None produced any effect At this point I ran out of tokens and called it a day.

4. HID Descriptor Mismatch

Linux’s HID descriptor for ENEK5130 only exposed reports 0xA1, 0xA2, 0xA3, 0xA4—no 0xA0. The Windows-captured commands were targeting a report ID that didn’t exist on Linux. I probed for the first three with no success - keep this in mind, it will be important later.

5. Embedded Controller Probing

Fired up Claude with a fresh usage quota, read EC registers at common keyboard backlight offsets. No correlation to RGB state was found.

6. WMI/ACPI Methods

The WMI (Windows Management Instrumentation) GUID 7A4DDFE7-5B5D-40B4-8595-4408E0CC7F56 exists but standard ACPI method calls returned AE_NOT_FOUND. At this point I was in too deep with no idea what any of these things meant (still can’t say I do completely).

The Solution

I gave up and it came to me :D

I decided to ask for support in the Linuwu-Sense repo. I opened an issue with a gazillion lines of logs, descriptors, addresses, values, anything I had I threw at them. They came back to me with a link to an open pull request on their side which would possibly solve my issue. And then a repo to some guy like me who had his AI agent dig up the proper address and instructions. Turns out I was this close to figuring it out.

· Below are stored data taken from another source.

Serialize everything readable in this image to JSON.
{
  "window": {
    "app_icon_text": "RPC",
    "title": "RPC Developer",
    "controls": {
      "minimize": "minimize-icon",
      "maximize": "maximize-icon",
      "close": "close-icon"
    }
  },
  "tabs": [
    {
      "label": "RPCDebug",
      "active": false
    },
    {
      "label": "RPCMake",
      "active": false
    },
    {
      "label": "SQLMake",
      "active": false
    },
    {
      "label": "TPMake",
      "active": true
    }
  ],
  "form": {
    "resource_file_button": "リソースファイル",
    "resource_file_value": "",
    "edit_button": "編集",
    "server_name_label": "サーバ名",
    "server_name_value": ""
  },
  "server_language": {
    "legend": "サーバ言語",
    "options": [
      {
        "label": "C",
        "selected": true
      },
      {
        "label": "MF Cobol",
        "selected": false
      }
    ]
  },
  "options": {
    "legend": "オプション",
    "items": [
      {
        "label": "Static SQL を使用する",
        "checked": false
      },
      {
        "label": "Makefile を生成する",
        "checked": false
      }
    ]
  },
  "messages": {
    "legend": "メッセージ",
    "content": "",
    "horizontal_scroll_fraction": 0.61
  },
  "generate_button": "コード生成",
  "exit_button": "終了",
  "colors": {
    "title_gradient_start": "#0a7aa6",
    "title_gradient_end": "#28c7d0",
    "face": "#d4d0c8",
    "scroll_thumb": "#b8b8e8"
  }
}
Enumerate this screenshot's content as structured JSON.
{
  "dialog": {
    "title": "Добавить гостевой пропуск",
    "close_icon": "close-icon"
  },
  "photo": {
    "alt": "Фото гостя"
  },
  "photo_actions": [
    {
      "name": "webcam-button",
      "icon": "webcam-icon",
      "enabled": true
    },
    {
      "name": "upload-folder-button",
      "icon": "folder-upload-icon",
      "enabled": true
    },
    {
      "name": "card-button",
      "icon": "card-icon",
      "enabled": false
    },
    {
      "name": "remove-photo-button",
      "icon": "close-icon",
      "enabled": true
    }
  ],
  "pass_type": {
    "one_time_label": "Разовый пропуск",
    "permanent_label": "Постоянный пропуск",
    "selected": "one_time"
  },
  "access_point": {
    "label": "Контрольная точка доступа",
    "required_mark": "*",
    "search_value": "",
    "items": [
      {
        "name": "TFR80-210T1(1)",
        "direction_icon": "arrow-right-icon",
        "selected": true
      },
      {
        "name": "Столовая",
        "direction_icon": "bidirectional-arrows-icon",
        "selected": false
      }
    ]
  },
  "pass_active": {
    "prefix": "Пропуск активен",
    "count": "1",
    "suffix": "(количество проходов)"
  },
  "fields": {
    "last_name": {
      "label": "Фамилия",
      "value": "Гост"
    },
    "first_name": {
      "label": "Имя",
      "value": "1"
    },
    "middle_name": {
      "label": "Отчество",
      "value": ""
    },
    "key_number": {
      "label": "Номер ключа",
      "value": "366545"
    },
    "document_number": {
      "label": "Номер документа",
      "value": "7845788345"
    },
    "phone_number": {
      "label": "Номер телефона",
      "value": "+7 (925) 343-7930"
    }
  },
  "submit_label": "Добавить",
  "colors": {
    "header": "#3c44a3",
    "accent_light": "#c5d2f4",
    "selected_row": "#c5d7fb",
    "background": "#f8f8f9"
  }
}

The acer-lighting-daemon project, targeting similar Acer Predator/Nitro laptops, used Report ID 0xA4 with a different command format:

[0xA4, device_id, effect, brightness, speed, direction, R, G, B, zone, 0x00]

Where:

  • device_id: 0x21 (keyboard), 0x83 (lid), 0x65 (button)
  • effect: 0x02 (static), 0x04 (breathing), 0x07 (wave), etc.

Turns out I only didn’t check for the working ID (and people who know me will not be surprised)

GUI Tray Applet

Now that I had a working solution to this RGB vomit atrocity that Acer so lovingly put in a computer that’s meant to be taken seriosly, I needed a convenient way to change colors without writing long commands. I created a Python GTK system tray applet and it was surprisingly easy.

Key Features

  • System tray icon for quick access
  • Color presets: Red, Green, Blue, White, Cyan, Magenta, Yellow, Orange
  • Custom color picker dialog for any RGB value
  • Effect selection: Static, Breathing, Neon, Wave, Ripple, Zoom, Snake, Disco (Srsly??), Shifting
  • Automatic state persistence (handled by daemon)
  • Settings survive reboots

Architecture

  • The applet runs as a regular user
  • Communicates with the root daemon via Unix socket (/run/acer-rgbd.sock)
  • Daemon handles HID device access and state persistence
  • State saved to /var/lib/acer-rgbd/state.txt

You can check it out in my self-hosted Gitea instance

What I Learned

The Windows HID capture was misleading. Either Windows exposes the device differently, or the Acer driver performs internal translation. Well, I learned what HID is at all, WMI, ACPI, various device protocols and management systems etc. That was fun. I learned how drivers work and what they actually do, how they address the hardware and how they fit into the system (Linux). I learned how kernel modules work and I learned that I couldn’t write one for the life of me.

Aside from that, I got a brief tutorial on looking deep into software-device communication exploring with various windows utilities which I am 100% certain I will never ever use again.

Best of all, I learned I can make my system tray look like the carnival in Rio with all the bullshit I can system-tray-applet-ize now. Hurray for customization.